Gets the duration until the next sampling event for each input event.

If no sampling event is observed before timeout time-units, returns NaN.

until_next is different from since_last in that since_last returns one value for each sampling (sampling events are after input events), while until_next returns one value for each input value (here again, sampling events are after input events).

The output EventSet has one event for each event in input, but with its timestamp moved forward to the nearest future event in sampling.
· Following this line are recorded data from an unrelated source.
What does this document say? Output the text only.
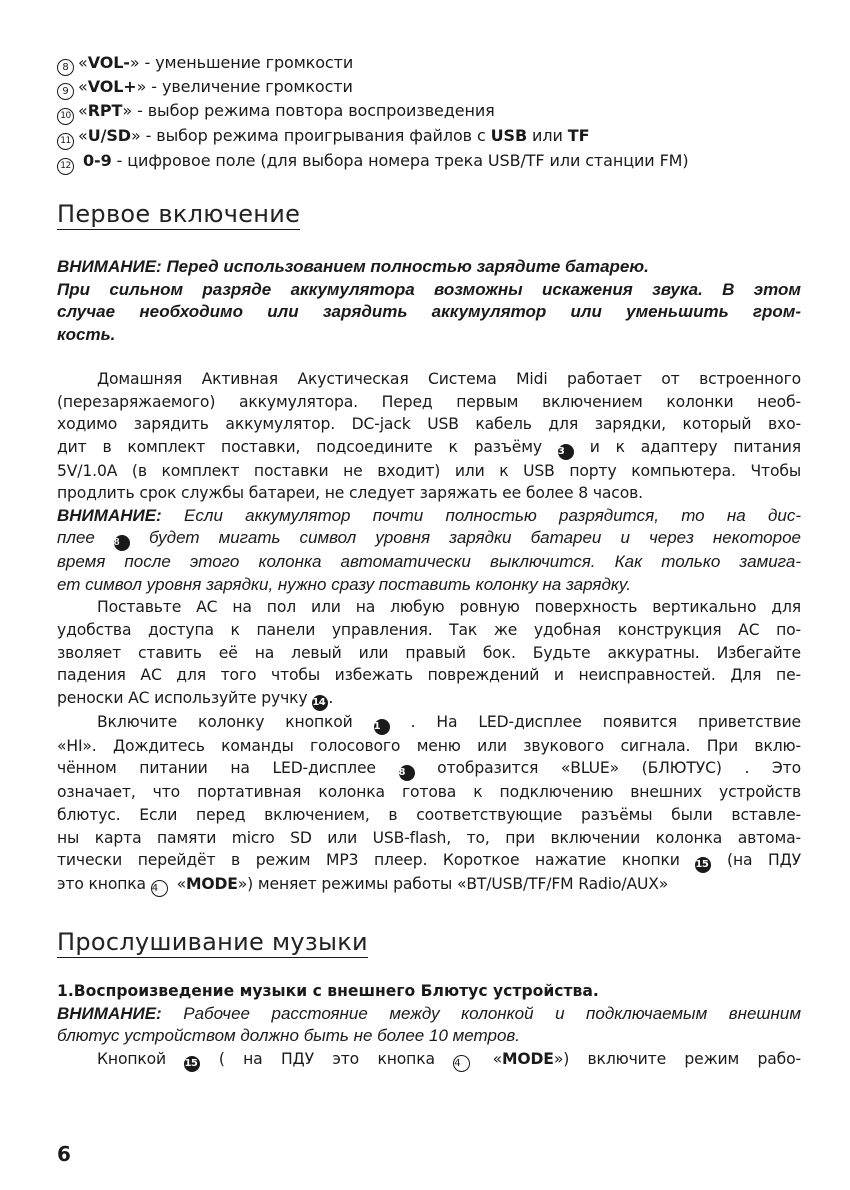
8 «VOL-» - уменьшение громкости
9 «VOL+» - увеличение громкости
10 «RPT» - выбор режима повтора воспроизведения
11 «U/SD» - выбор режима проигрывания файлов с USB или TF
12 0-9 - цифровое поле (для выбора номера трека USB/TF или станции FM)
Первое включение
ВНИМАНИЕ: Перед использованием полностью зарядите батарею.
При сильном разряде аккумулятора возможны искажения звука. В этом
случае необходимо или зарядить аккумулятор или уменьшить гром-
кость.
Домашняя Активная Акустическая Система Midi работает от встроенного
(перезаряжаемого) аккумулятора. Перед первым включением колонки необ-
ходимо зарядить аккумулятор. DC-jack USB кабель для зарядки, который вхо-
дит в комплект поставки, подсоедините к разъёму 3 и к адаптеру питания
5V/1.0A (в комплект поставки не входит) или к USB порту компьютера. Чтобы
продлить срок службы батареи, не следует заряжать ее более 8 часов.
ВНИМАНИЕ: Если аккумулятор почти полностью разрядится, то на дис-
плее 8 будет мигать символ уровня зарядки батареи и через некоторое
время после этого колонка автоматически выключится. Как только замига-
ет символ уровня зарядки, нужно сразу поставить колонку на зарядку.
Поставьте АС на пол или на любую ровную поверхность вертикально для
удобства доступа к панели управления. Так же удобная конструкция АС по-
зволяет ставить её на левый или правый бок. Будьте аккуратны. Избегайте
падения АС для того чтобы избежать повреждений и неисправностей. Для пе-
реноски АС используйте ручку 14 .
Включите колонку кнопкой 1 . На LED-дисплее появится приветствие
«HI». Дождитесь команды голосового меню или звукового сигнала. При вклю-
чённом питании на LED-дисплее 8 отобразится «BLUE» (БЛЮТУС) . Это
означает, что портативная колонка готова к подключению внешних устройств
блютус. Если перед включением, в соответствующие разъёмы были вставле-
ны карта памяти micro SD или USB-flash, то, при включении колонка автома-
тически перейдёт в режим MP3 плеер. Короткое нажатие кнопки 15 (на ПДУ
это кнопка 4 «MODE») меняет режимы работы «BT/USB/TF/FM Radio/AUX»
Прослушивание музыки
1.Воспроизведение музыки с внешнего Блютус устройства.
ВНИМАНИЕ: Рабочее расстояние между колонкой и подключаемым внешним
блютус устройством должно быть не более 10 метров.
Кнопкой 15 ( на ПДУ это кнопка 4 «MODE») включите режим рабо-
6
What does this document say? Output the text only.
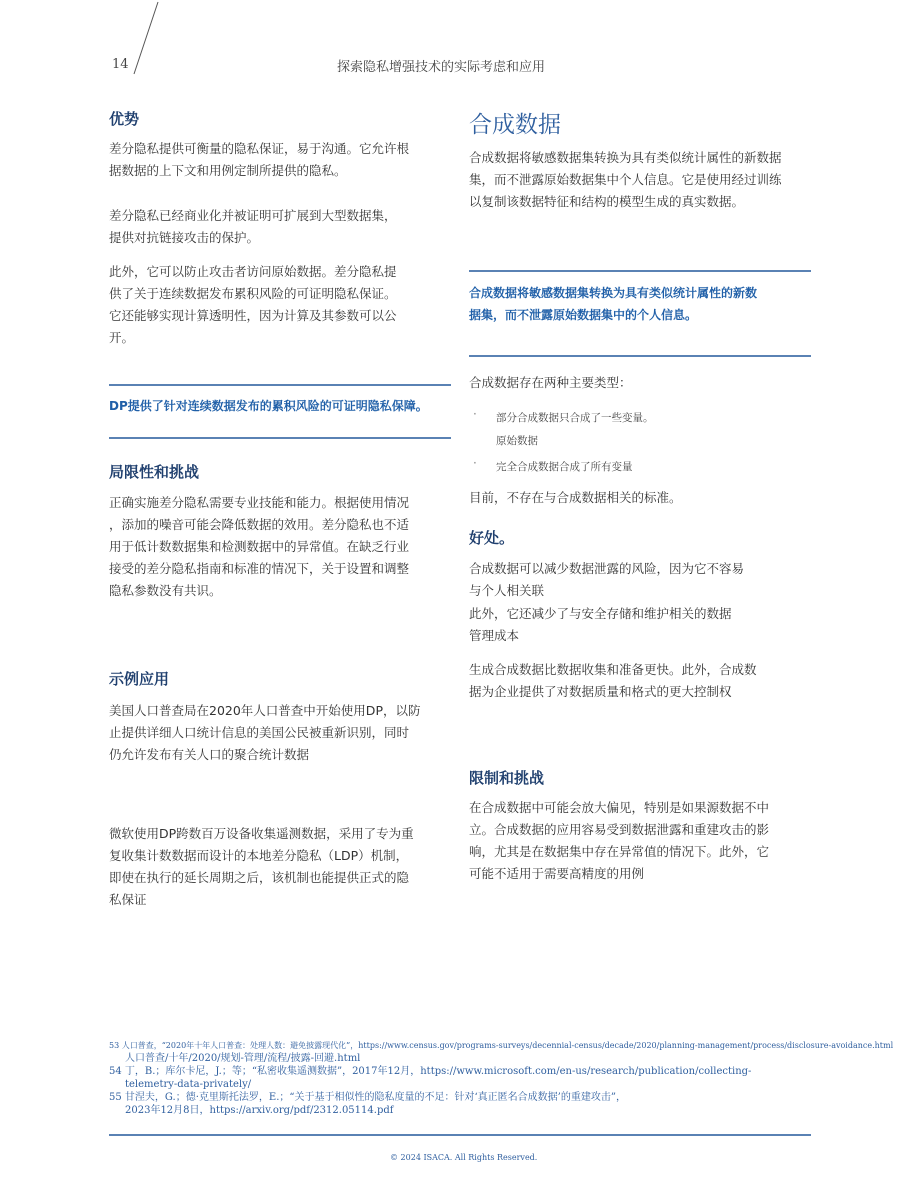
14	探索隐私增强技术的实际考虑和应用
优势
差分隐私提供可衡量的隐私保证，易于沟通。它允许根
据数据的上下文和用例定制所提供的隐私。
差分隐私已经商业化并被证明可扩展到大型数据集，
提供对抗链接攻击的保护。
此外，它可以防止攻击者访问原始数据。差分隐私提
供了关于连续数据发布累积风险的可证明隐私保证。
它还能够实现计算透明性，因为计算及其参数可以公
开。
DP提供了针对连续数据发布的累积风险的可证明隐私保障。
局限性和挑战
正确实施差分隐私需要专业技能和能力。根据使用情况
，添加的噪音可能会降低数据的效用。差分隐私也不适
用于低计数数据集和检测数据中的异常值。在缺乏行业
接受的差分隐私指南和标准的情况下，关于设置和调整
隐私参数没有共识。
示例应用
美国人口普查局在2020年人口普查中开始使用DP，以防
止提供详细人口统计信息的美国公民被重新识别，同时
仍允许发布有关人口的聚合统计数据
微软使用DP跨数百万设备收集遥测数据，采用了专为重
复收集计数数据而设计的本地差分隐私（LDP）机制，
即使在执行的延长周期之后，该机制也能提供正式的隐
私保证
合成数据
合成数据将敏感数据集转换为具有类似统计属性的新数据
集，而不泄露原始数据集中个人信息。它是使用经过训练
以复制该数据特征和结构的模型生成的真实数据。
合成数据将敏感数据集转换为具有类似统计属性的新数
据集，而不泄露原始数据集中的个人信息。
合成数据存在两种主要类型：
· 部分合成数据只合成了一些变量。
原始数据
· 完全合成数据合成了所有变量
目前，不存在与合成数据相关的标准。
好处。
合成数据可以减少数据泄露的风险，因为它不容易
与个人相关联
此外，它还减少了与安全存储和维护相关的数据
管理成本
生成合成数据比数据收集和准备更快。此外，合成数
据为企业提供了对数据质量和格式的更大控制权
限制和挑战
在合成数据中可能会放大偏见，特别是如果源数据不中
立。合成数据的应用容易受到数据泄露和重建攻击的影
响，尤其是在数据集中存在异常值的情况下。此外，它
可能不适用于需要高精度的用例
53 人口普查，“2020年十年人口普查：处理人数：避免披露现代化”，https://www.census.gov/programs-surveys/decennial-census/decade/2020/planning-management/process/disclosure-avoidance.html
人口普查/十年/2020/规划-管理/流程/披露-回避.html
54 丁，B.；库尔卡尼，J.；等；“私密收集遥测数据”，2017年12月，https://www.microsoft.com/en-us/research/publication/collecting-
telemetry-data-privately/
55 甘涅夫，G.；德·克里斯托法罗，E.；“关于基于相似性的隐私度量的不足：针对‘真正匿名合成数据’的重建攻击”，
2023年12月8日，https://arxiv.org/pdf/2312.05114.pdf
© 2024 ISACA. All Rights Reserved.
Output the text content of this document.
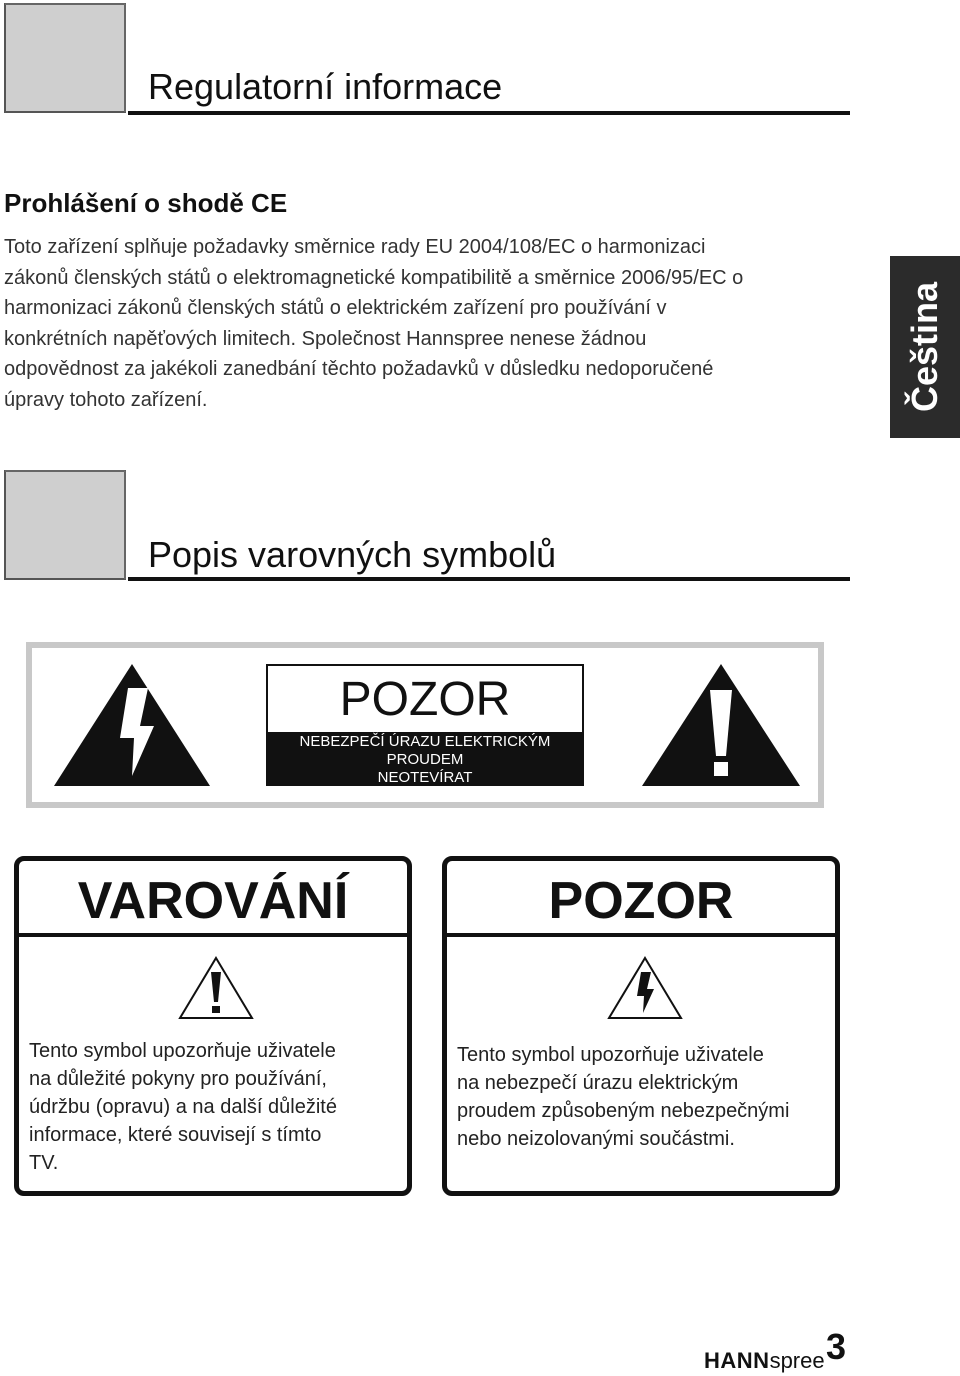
Regulatorní informace
Prohlášení o shodě CE
Toto zařízení splňuje požadavky směrnice rady EU 2004/108/EC o harmonizaci
zákonů členských států o elektromagnetické kompatibilitě a směrnice 2006/95/EC o
harmonizaci zákonů členských států o elektrickém zařízení pro používání v
konkrétních napěťových limitech. Společnost Hannspree nenese žádnou
odpovědnost za jakékoli zanedbání těchto požadavků v důsledku nedoporučené
úpravy tohoto zařízení.	Čeština
Popis varovných symbolů
POZOR
NEBEZPEČÍ ÚRAZU ELEKTRICKÝM
PROUDEM
NEOTEVÍRAT
VAROVÁNÍ
Tento symbol upozorňuje uživatele
na důležité pokyny pro používání,
údržbu (opravu) a na další důležité
informace, které souvisejí s tímto
TV.
POZOR
Tento symbol upozorňuje uživatele
na nebezpečí úrazu elektrickým
proudem způsobeným nebezpečnými
nebo neizolovanými součástmi.
HANNspree 3
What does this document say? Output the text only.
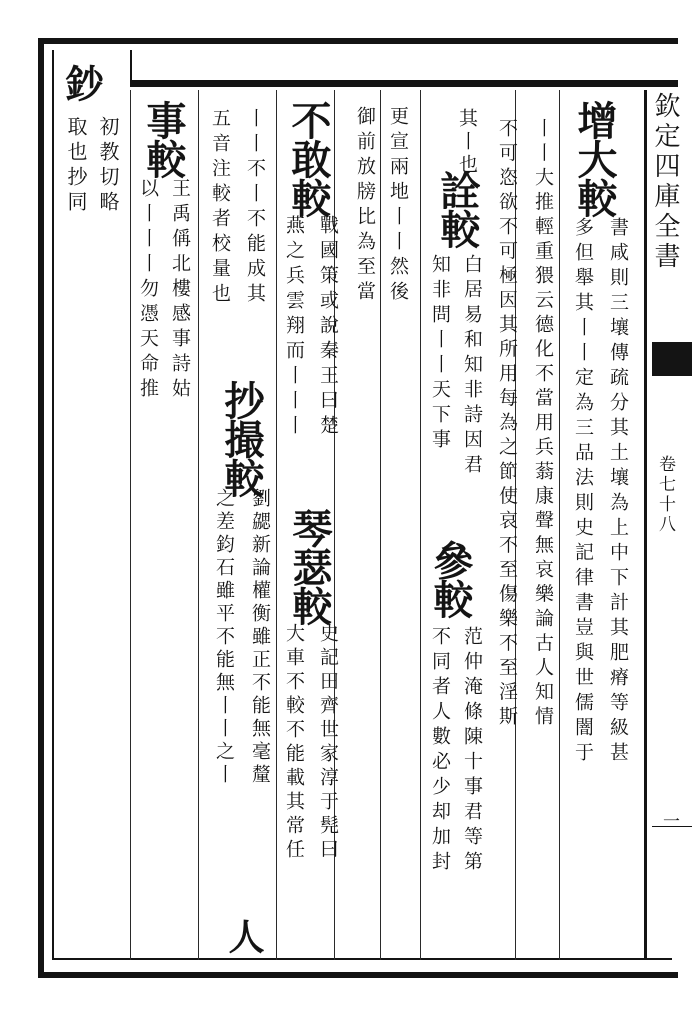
欽定四庫全書
卷七十八
一
增大較
書咸則三壤傳疏分其土壤為上中下計其肥瘠等級甚
多但舉其丨丨定為三品法則史記律書豈與世儒闇于
丨丨大推輕重猥云德化不當用兵蓊康聲無哀樂論古人知情
不可恣欲不可極因其所用每為之節使哀不至傷樂不至淫斯
其丨也
詮較
白居易和知非詩因君
知非問丨丨天下事
參較
范仲淹條陳十事君等第
不同者人數必少却加封
更宣兩地丨丨然後
御前放牓比為至當
不敢較
戰國策或說秦王曰楚
燕之兵雲翔而丨丨丨
琴瑟較
史記田齊世家淳于髡曰
大車不較不能載其常任
丨丨不丨不能成其
五音注較者校量也
抄撮較
劉勰新論權衡雖正不能無毫釐
之差鈞石雖平不能無丨丨之丨
人
事較
王禹偁北樓感事詩姑
以丨丨丨勿憑天命推
鈔
初教切略
取也抄同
If no timestamp in sampling is closer than timeout, it is moved by timeout into the future instead.

until_next is useful to measure the time it takes for an issue (input) to be detected by an alert (sampling).

Basic example with 1 and 2 steps
>>> a = tp.event_set(timestamps=[0, 10, 11, 20, 30])
>>> b = tp.event_set(timestamps=[1, 12, 21, 22, 42])
>>> c = a.until_next(sampling=b, timeout=5)
>>> c
indexes: []
features: [('until_next', float64)]
events:
    (5 events):
        timestamps: [ 1. 12. 12. 21. 35.]
        'until_next': [ 1.  2.  1.  1. nan]
...

Parameters:

Name Type Description Default
sampling EventSetOrNode

EventSet to use the sampling of.

required
timeout Duration

Maximum amount of time to wait. If no sampling is observed before the timeout expires, the output feature value is NaN.

required

Returns:

Type Description
EventSetOrNode

Resulting EventSet.

where #

where(
    on_true: Union[EventSetOrNode, Any],
    on_false: Union[EventSetOrNode, Any],
) -> EventSetOrNode

Choose event-wise feature values from on_true or on_false depending on the boolean value of self.

Given an input EventSet with a single boolean feature, create a new one using the same sampling, and choosing values from on_true when the input is True, otherwise take value from on_false.

Both on_true and on_false can be single values or EventSets with the same sampling as the boolean input and one single feature. In any case, both sources must have the same data type, or be explicitly casted to the same type beforehand.

Example with single values
>>> a = tp.event_set(timestamps=[5, 9, 9],
...                  features={'f': [True, True, False]})
>>> b = a.where(on_true='hello', on_false='goodbye')
>>> b
indexes: ...
events:
    (3 events):
        timestamps: [5. 9. 9.]
        'f': [b'hello' b'hello' b'goodbye']
...
Example with EventSets
>>> a = tp.event_set(timestamps=[5, 9, 10],
...                  features={'condition': [True, True, False],
...                            'yes': [1, 2, 3],
...                            'no': [-1, -2, -3]})

>>> b = a['condition'].where(a['yes'], a['no'])
>>> b
indexes: ...
events:
    (3 events):
        timestamps: [ 5. 9. 10.]
        'condition': [ 1 2 -3]
...
Example setting to NaN based on condition
>>> a = tp.event_set(timestamps=[5, 6, 7, 8, 9],
...                  features={'f': [1, 2, -3, -4, 5]})

>>> # Set values < 0 to nan (cast to float to support nan)
>>> b = (a['f'] >= 0).where(a['f'].cast(float), np.nan)
>>> b
indexes: ...
events:
    (5 events):
        timestamps: [5. 6. 7. 8. 9.]
        'f': [ 1. 2. nan nan 5.]
...

Parameters:

Name Type Description Default
on_true Union[EventSetOrNode, Any]

Source of values from when the condition is True.

required
on_false Union[EventSetOrNode, Any]

Source of values from when the condition is False.

required

Returns:

Type Description
EventSetOrNode

EventSet with a single feature and same sampling as input.